Quand avait-il pris conscience de ses sentiments envers LUI ? Il ne le savait pas, juste que c'était là, depuis longtemps, il les avait ignoré ces sentiments qui lui hurlaient que la personne qu'il voulait entre ses bras n'était pas Tino, il avait ignoré cette atroce brûlure qu'il ressentait en le voyant se faire enlacer aussi brutalement par le danois abruti, ignoré aussi cette joie soudaine qu'il ressentait lorsqu'IL était près de lui, ignoré cette morsure atroce en voyant le danois L'embrasser comme s'il était sa chose.
Cet idiot était vraiment aveugle, il était trop brusque dans ses gestes. Il lui fallait de la douceur, de la tendresse et pas cette brusquerie trop présente dans ses gestes et dans sa voix. Lui il savait, il savait qu'il lui fallait de l'espace, qu'il se sente libre, aussi libre que l'air, aussi libre que les paysages de son pays. Il savait qu'il n'était heureux que dans les grands espaces, dans le calme. Il savait qu'il était comme un faucon, qu'il en fallait beaucoup pour gagner sa confiance et qu'il vous laisse approcher mais il savait aussi qu'il en fallait très peu pour qu'il la retire et s'échappe hors de votre portée, ne vous laissant plus l'approcher.
Il le perdrait cet idiot à n'en faire qu'a sa tête. Un jour ou l'autre il dirait le mot de trop et IL partirait.
En fait…il le savait, depuis quand il L'aimait. Ce pacte qu'ils avaient conclus lorsqu'il avait pris son indépendance avant d'aller devoir vivre sous le même toit que l'idiot arrogant qu'était Niels. Ce pacte maintenant prenait à ses yeux toute son importance et il ressentait comme un manque cruel l'absence de l'être aimé.
Que devait-il faire pour qu'il se libère du danois et qu'il soit enfin à lui ? Que devait-il dire, lui pour qui parler était si difficile ? Il n'en savait rien et se résignait chaque jour à devoir affronter la souffrance qui était maintenant sa compagne de chaque instant.
Il sentit une pression légère sur son bras, la pression provenait d'une main, elle-même rattaché à un bras qui appartenait à une personne qu'il identifia comme étant Tino. Ce dernier lui sourit, comme a un ami. Maintenant qu'il se calmait avec l'appellation « m'f'mme » et qu'il arrêtait le regard effrayant ils avaient une relation basé sur l'amitié et la confiance mutuelle. Tino le connaissait si bien, c'était lui le premier qui avait mis un mot sur ce qu'il ressentait, lui qui l'avait aidé à accepter cette éventualité et qui l'aidait au quotidien pour qu'il se retienne de casser la figure au danois.
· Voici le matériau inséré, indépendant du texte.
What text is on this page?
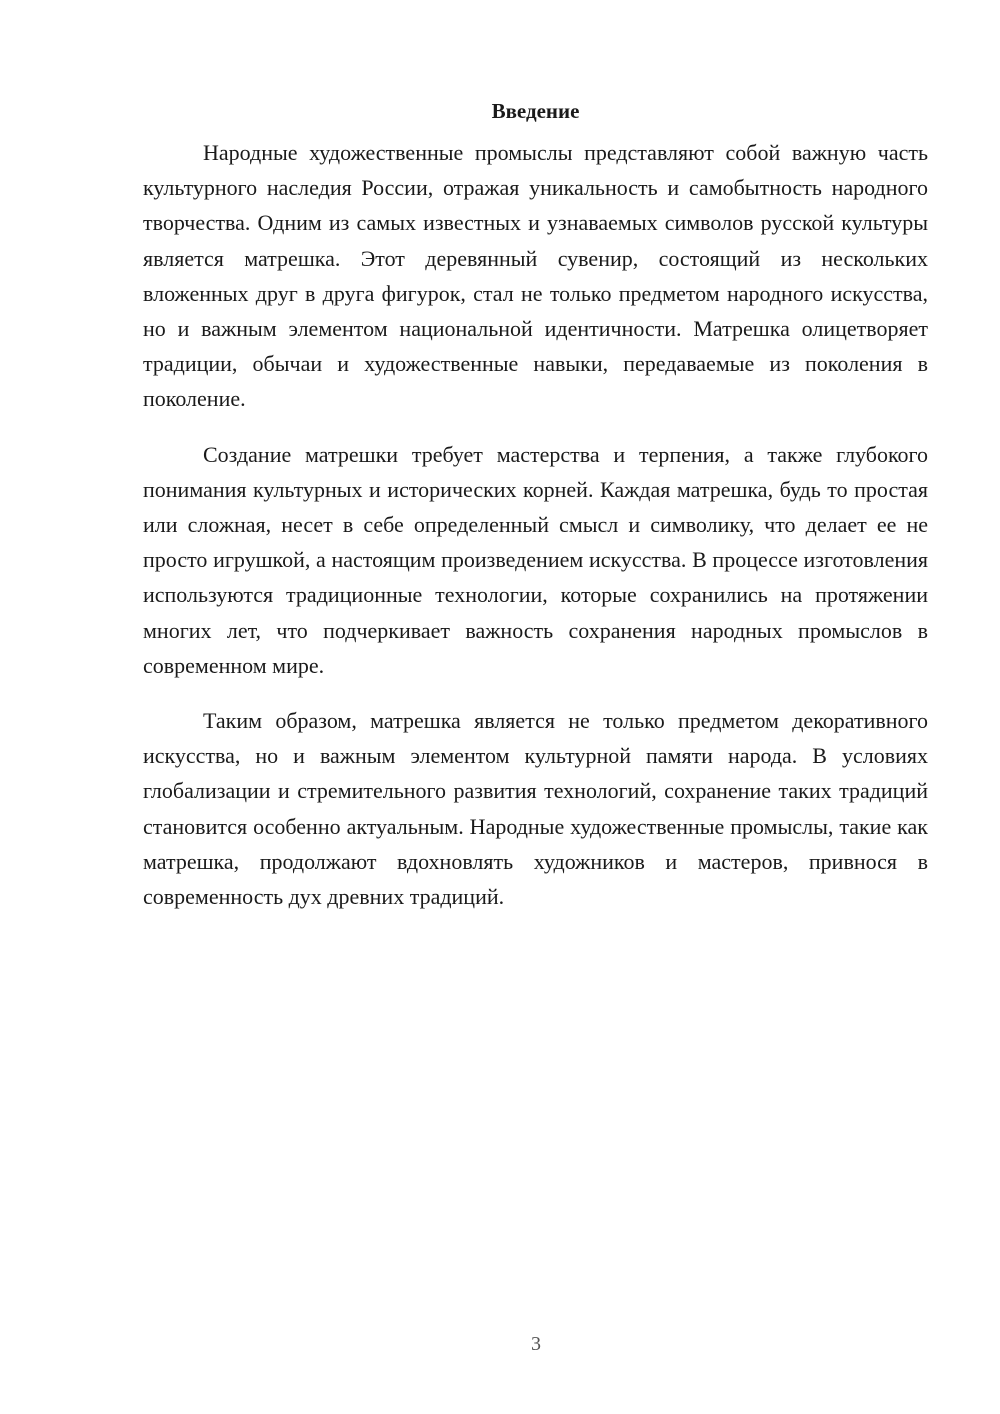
Введение

Народные художественные промыслы представляют собой важную часть культурного наследия России, отражая уникальность и самобытность народного творчества. Одним из самых известных и узнаваемых символов русской культуры является матрешка. Этот деревянный сувенир, состоящий из нескольких вложенных друг в друга фигурок, стал не только предметом народного искусства, но и важным элементом национальной идентичности. Матрешка олицетворяет традиции, обычаи и художественные навыки, передаваемые из поколения в поколение.

Создание матрешки требует мастерства и терпения, а также глубокого понимания культурных и исторических корней. Каждая матрешка, будь то простая или сложная, несет в себе определенный смысл и символику, что делает ее не просто игрушкой, а настоящим произведением искусства. В процессе изготовления используются традиционные технологии, которые сохранились на протяжении многих лет, что подчеркивает важность сохранения народных промыслов в современном мире.

Таким образом, матрешка является не только предметом декоративного искусства, но и важным элементом культурной памяти народа. В условиях глобализации и стремительного развития технологий, сохранение таких традиций становится особенно актуальным. Народные художественные промыслы, такие как матрешка, продолжают вдохновлять художников и мастеров, привнося в современность дух древних традиций.

3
Ce dernier soupira intérieurement. Comment pouvait-il aider Berwald ? Il n'en savait rien et il n'avait pas osé aller voir Aleksander pour lui parler du suédois. Et puis de toute façon Niels semblait doté d'un radar spécial « Suède » parce que dès qu'on prononcé le mot « Suède » il rappliquait aussitôt pour jurer ses grands dieux qu'il l'écraserait comme une vulgaire punaise. Tino retira le crayon de papier cassé en deux de la main de Berwald avant de regarder s'il n'avait pas une écharde de planté. Ce n'était peut-être pas mortel mais c'était quand même douloureux. Et puis ils étaient en plein meeting international et on se serait poser des questions si on avait vu cet incident. Heureusement Le français et l'anglais semblait encore partis dans une dispute ce qui accaparait l'attention des Nations présente.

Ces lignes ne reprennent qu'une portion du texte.